8. Something Nasty In The Woodshed
The Meep has a Big Boss interested in people with two hearts. The vampires at the edge of space had somewhere they wanted to go. And there is someone the Toymaker does not dare face. And it's not the Master. Looks like the Fifteenth Doctor has someone new to go up against. It should be the Rani, but it never is. But the Toymaker also has a legion coming… I mean, given the recursive bi-generation, it could be the Valeyard…
9. He Didn't Have To Go.
Do you want a quibble? Here's one. Regeneration doesn't just introduce you to a new Doctor; it forces you to say goodbye to one. Russell calls it a tragedy, I think it's a learning experience. It's an emotional and cathartic moment for the show and the audience that you can relive and film reaction videos of for YouTube. It's all about change, saying goodbye to one actor and being forced to say hello to another, and the necessity of such. The Ninth Doctor apologised. The Tenth Doctor didn't want to go. The Eleventh Doctor wouldn't forget a single day. The Twelfth Doctor let himself go. The Thirteenth Doctor played a game, tagged him, and said you're it. This time… bi-generation. No one has to say goodbye; no one has to face death; no one has to grow up. For once, nobody dies, everyone's happy, it's the Peter Pan solution, it's chocolate Frosties for breakfast, it's infantalisation. Do we care? Maybe, maybe not. But going forward, for Ncuti Gatwa's Fifteenth Doctor… will he count? What with the Fourteenth Doctor hanging around with Mel, Donna, and the rest of the family. This time, he didn't have to go, but maybe he should? Will Russell T Davies leave this on such a saccharine note? Or will he – or another – return and show us the price that the universe had to pay for Two Doctors? I'll give them Wilf shooting at moles for infinity, though. And hey, with Donna working for UNIT on 120K, maybe this retired Doctor might become a Great Curator now that he has revisited an old face.

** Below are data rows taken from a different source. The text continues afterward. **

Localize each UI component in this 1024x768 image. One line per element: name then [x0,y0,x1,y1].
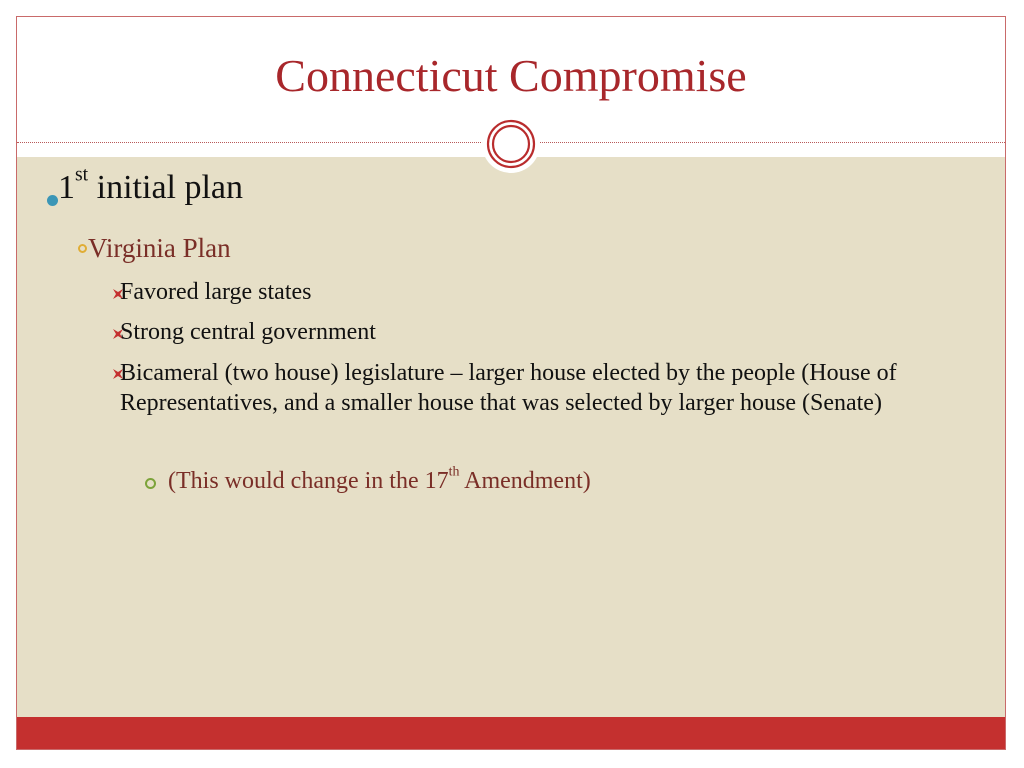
list-item-level3-3 [120,358,930,418]
slide-title: Connecticut Compromise [275,50,747,101]
level3-text-1: Favored large states [120,279,312,305]
list-item-level3-2 [120,317,376,347]
level4-prefix: (This would change in the 17 [168,468,449,494]
level1-superscript: st [75,163,89,186]
level3-text-3: Bicameral (two house) legislature – larger house elected by the people (House of Representatives, and a smaller house that was selected by larger house (Senate) [120,360,897,416]
level3-text-2: Strong central government [120,319,376,345]
level2-text: Virginia Plan [88,233,231,263]
level1-bullet-icon [47,195,58,206]
list-item-level1 [58,163,244,210]
level1-number: 1 [58,169,75,206]
level4-superscript: th [448,464,460,480]
level4-suffix: Amendment) [459,468,591,494]
ring-graphic [482,115,540,173]
list-item-level4 [168,466,591,496]
list-item-level2 [88,232,231,266]
level2-bullet-icon [78,244,87,253]
level1-text: initial plan [96,169,244,206]
footer-bar [17,717,1005,750]
decorative-ring-icon [482,115,540,173]
list-item-level3-1 [120,277,312,307]
level4-bullet-icon [145,478,156,489]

10. Lights, Camera, Action Action Action!
Maybe that's the movie. Doctor Who, starring David Tennant, coming to a cinema near you in 2026. But first of all, for Christmas, we get a Doctor Who scene ripped out of RTD's breakout hit Queer As Folk. And did they blur out what Gatwa's sonic screwdriver looks like in the Christmas trailer? Come on now… only two weeks to go, and we get a Christmas Ghosts finale and Call The Midwife on the same day as well!